Empat menit kemudian, Jeremy Doku menebus kekalahan. Menggunakan kecepatan di sisi kanan sayap, Doku menerima umpan, mengelak bek, dan menembakkan bola yang sempat mengenai pemain bertahan sebelum meluncur masuk ke gawang. Skor menjadi imbang 1-1, dan momentum mulai bergeser kembali ke Manchester City.
- Menit 87: Nico González mengeksekusi tembakan jarak jauh yang keras, meluncur ke sudut atas gawang, menjebol pertahanan Southampton dan mengukir gol kemenangan.
- Statistik kunci: Penguasaan bola Manchester City 41%, tembakan ke gawang 8 kali, tembakan ke gawang lawan 5 kali.
- Pemain penting: Jeremy Doku (1 gol), Nico González (1 gol), Finn Azaz (1 gol), Omar Marmoush (5 tembakan), Tijjani Reijnders (2 assist).

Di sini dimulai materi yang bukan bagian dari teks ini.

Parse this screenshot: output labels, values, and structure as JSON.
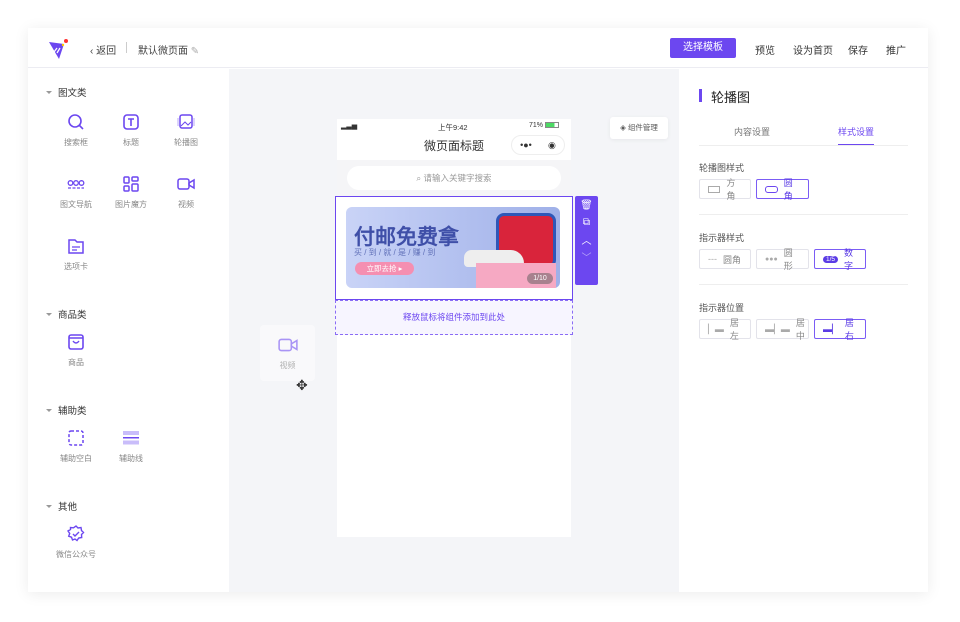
{
  "header": {
    "back": "返回",
    "page_name": "默认微页面",
    "choose_template": "选择模板",
    "actions": [
      "预览",
      "设为首页",
      "保存",
      "推广"
    ]
  },
  "colors": {
    "accent": "#6c47f0",
    "canvas_bg": "#f4f5f8"
  },
  "sidebar": {
    "sections": [
      {
        "title": "图文类",
        "items": [
          {
            "label": "搜索框",
            "icon": "search-icon"
          },
          {
            "label": "标题",
            "icon": "title-icon"
          },
          {
            "label": "轮播图",
            "icon": "carousel-icon"
          },
          {
            "label": "图文导航",
            "icon": "nav-icon"
          },
          {
            "label": "图片魔方",
            "icon": "grid-icon"
          },
          {
            "label": "视频",
            "icon": "video-icon"
          },
          {
            "label": "选项卡",
            "icon": "tab-icon"
          }
        ]
      },
      {
        "title": "商品类",
        "items": [
          {
            "label": "商品",
            "icon": "bag-icon"
          }
        ]
      },
      {
        "title": "辅助类",
        "items": [
          {
            "label": "辅助空白",
            "icon": "blank-icon"
          },
          {
            "label": "辅助线",
            "icon": "line-icon"
          }
        ]
      },
      {
        "title": "其他",
        "items": [
          {
            "label": "微信公众号",
            "icon": "wechat-badge-icon"
          }
        ]
      }
    ]
  },
  "phone": {
    "time": "上午9:42",
    "battery": "71%",
    "title": "微页面标题",
    "search_placeholder": "请输入关键字搜索",
    "banner": {
      "headline": "付邮免费拿",
      "sub": "买 / 到 / 就 / 是 / 赚 / 到",
      "cta": "立即去抢",
      "indicator": "1/10"
    },
    "drop_hint": "释放鼠标将组件添加到此处"
  },
  "drag_item": {
    "label": "视频"
  },
  "component_manager": "组件管理",
  "panel": {
    "title": "轮播图",
    "tabs": [
      "内容设置",
      "样式设置"
    ],
    "active_tab": 1,
    "groups": [
      {
        "label": "轮播图样式",
        "options": [
          "方角",
          "圆角"
        ],
        "selected": 1
      },
      {
        "label": "指示器样式",
        "options": [
          "圆角",
          "圆形",
          "数字"
        ],
        "selected": 2,
        "number_badge": "1/5"
      },
      {
        "label": "指示器位置",
        "options": [
          "居左",
          "居中",
          "居右"
        ],
        "selected": 2
      }
    ]
  }
}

Gol penentu dari Nico González, yang dijuluki “gol roket” karena kecepatan dan kekuatannya, memastikan Manchester City melaju ke final dengan skor akhir 2-1. Kemenangan ini menegaskan dominasi taktik Guardiola serta kemampuan mental tim untuk bangkit dari ketertinggalan di menit-menit krusial.
Dengan hasil ini, Manchester City kini menunggu pemenang semifinal lain antara Chelsea dan Leeds United yang dijadwalkan pada 26 April 2026. Jika City berhasil mempertahankan performa mereka, mereka akan menambah koleksi trofi FA Cup, menegaskan posisi mereka sebagai salah satu klub paling sukses di era modern.
Para pendukung Manchester City yang hadir di Wembley merayakan kemenangan dengan sorak sorai, menyadari bahwa tim mereka tidak hanya mengandalkan dominasi bola, namun juga ketangguhan mental dan kreativitas dalam menyerang. Pep Guardiola menyatakan kepuasannya atas perjuangan tim, menekankan pentingnya kebersamaan dan kesiapan mental dalam menghadapi laga-laga besar.
Sejarah mencatat bahwa ini adalah kali keempat berturut-turut Manchester City mencapai final FA Cup, sebuah prestasi yang belum banyak diraih oleh klub lain dalam dekade terakhir. Keberhasilan ini menambah kepercayaan diri skuad menjelang kompetisi domestik lainnya, termasuk Liga Premier dan Liga Champions.
Dengan final yang akan digelar di Wembley kembali, para penggemar dapat menantikan pertarungan sengit antara Manchester City dan tim lawan yang akan menantang mereka untuk menambah koleksi trofi. Apakah The Citizens dapat menyelesaikan misi mereka dan mengangkat trofi FA Cup kembali? Semua mata kini tertuju pada Wembley pada akhir pekan mendatang.